Richard Lovelace, senior vice president of Florida-based Stellar, cites Wegmans supermarkets in the Northeast as a retailer that is doing something innovative to bring customers inside, and generally create a more relaxed and memorable shopping experience by adding wine tasting facilities to many of its venues.

Recently, Stellar completed construction on the Tom Bush Family of Dealerships’ newest building: a multi-million-dollar 44,000-square-foot BMW dealership, including an open 12-car showroom and a 28-bay service shop in Jacksonville, Fla.

“This project presented an exciting challenge to retrofit an older building into a high-tech dealership in a busy retail area,” Lovelace says.

From its acoustical ceiling tiles, to a large centralized customer lounge with a coffee bar and other world-class amenities, the family-owned dealership spared no expense in creating a comfortable and inviting space for its customers.

Likewise, Washington, D.C.-based Rand Construction’s recent build-out of a Gucci flagship store in CityCenter—a 6,200-square-foot space that joins the area’s Tysons Galleria and The Collection at Chevy Chase—decided to cater to the customer experience and its high-end clientele. With its brushed concrete floor and attention to detail throughout, customers can browse the store’s products in style.

“This was a beautiful project to work on because of the location,” says Brian Shaver, project manager for Rand Construction.

Work, Live, Play

Retail trends are being dictated by two specific demographics: millennials and the elderly, both of which are looking for similar things. For millennials, it’s all about convenience and community, as well as the social aspect this demographic craves. For the older generation, convenience (i.e., living within walking distance of everything they want and need) is paramount.

“Big-box retail is going to decline, but I don’t think it will go away,” Lovelace predicts. “Work, live and play will continue to grow because of the millennial generation, and that trend will continue until the next generation wants to see something different.”

This speaks specifically to the Wal-Marts and Targets of the world, and while these structures won’t be disappearing, it’s the Dollar Generals, the Walgreens and the small neighborhood grocery stores that are seeing growth.

“We’re seeing a trend of smaller footprints,” Culkin says. “Also, more efficiency in layout, size, energy usage and implementation of sustainable energy—facets that wouldn’t have been thought of in years past and weren’t as prevalent.

Adds Lovelace: “You’re starting to see more recycling or reusing of sites. The younger, environmentally savvy consumers would rather see you renovate or teardown and rebuild than build something new.”

Deschaine agrees that diversification and adaptability are the key ingredients to being successful in today’s market. “If they are staying in the retail sector, contractors need to be able to diversify due to various components such as environment and parking demographics.”

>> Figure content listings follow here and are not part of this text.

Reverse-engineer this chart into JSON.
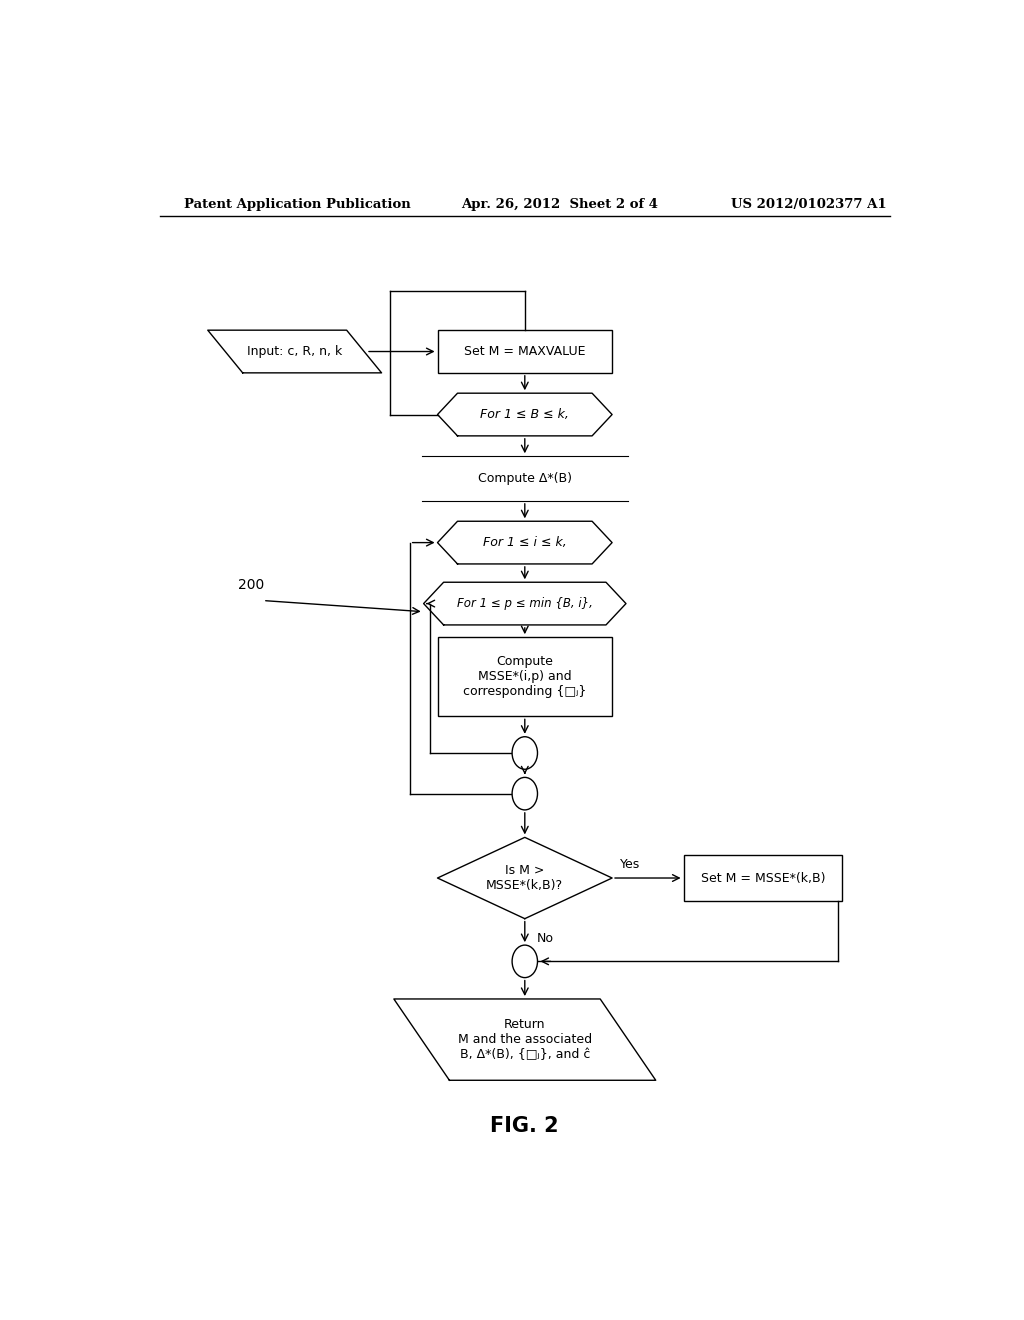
{
  "bg_color": "#ffffff",
  "header_left": "Patent Application Publication",
  "header_center": "Apr. 26, 2012  Sheet 2 of 4",
  "header_right": "US 2012/0102377 A1",
  "fig_label": "FIG. 2",
  "label_200": "200"
}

Shaver understands firsthand what it means to have to adapt to every situation. “The most challenging thing about the Gucci store was the millwork because it was done in Italy, as well as coordinating deliveries and storing everything onsite. It was challenging and rewarding all at the same time.”

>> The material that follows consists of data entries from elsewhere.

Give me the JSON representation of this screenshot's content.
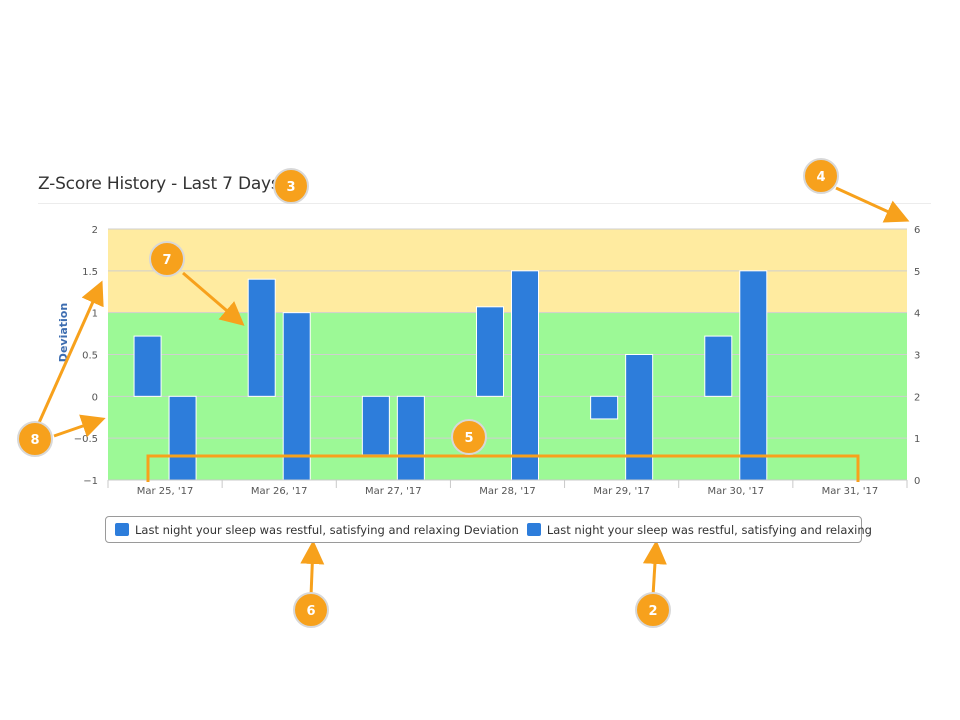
{
  "header": {
    "title": "Z-Score History - Last 7 Days"
  },
  "chart_data": {
    "type": "bar",
    "categories": [
      "Mar 25, '17",
      "Mar 26, '17",
      "Mar 27, '17",
      "Mar 28, '17",
      "Mar 29, '17",
      "Mar 30, '17",
      "Mar 31, '17"
    ],
    "ylabel": "Deviation",
    "ylim": [
      -1,
      2
    ],
    "yticks": [
      "2",
      "1.5",
      "1",
      "0.5",
      "0",
      "−0.5",
      "−1"
    ],
    "y2lim": [
      0,
      6
    ],
    "y2ticks": [
      "6",
      "5",
      "4",
      "3",
      "2",
      "1",
      "0"
    ],
    "bands": [
      {
        "from": 1,
        "to": 2,
        "color": "#ffeba0"
      },
      {
        "from": -1,
        "to": 1,
        "color": "#9cf996"
      }
    ],
    "series": [
      {
        "name": "Last night your sleep was restful, satisfying and relaxing Deviation",
        "axis": "left",
        "color": "#2d7ddb",
        "values": [
          0.72,
          1.4,
          -0.7,
          1.07,
          -0.27,
          0.72,
          null
        ]
      },
      {
        "name": "Last night your sleep was restful, satisfying and relaxing",
        "axis": "right",
        "color": "#2d7ddb",
        "values": [
          2,
          4,
          2,
          5,
          3,
          5,
          null
        ]
      }
    ],
    "annotations": [
      {
        "label": "2",
        "color": "#f7a11c"
      },
      {
        "label": "3",
        "color": "#f7a11c"
      },
      {
        "label": "4",
        "color": "#f7a11c"
      },
      {
        "label": "5",
        "color": "#f7a11c"
      },
      {
        "label": "6",
        "color": "#f7a11c"
      },
      {
        "label": "7",
        "color": "#f7a11c"
      },
      {
        "label": "8",
        "color": "#f7a11c"
      }
    ]
  }
}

Culkin says that to be successful in today’s market, contractors must be willing to listen to their customers. “The retail market is reinventing itself,” he says. “The standard way of thinking is not the best way to go. Contractors need to go back to what the customer is looking for, but the customer is trying to figure out this market as well. Contractors are changing to meet the consumers’ needs, and the consumers’ needs are constantly changing.”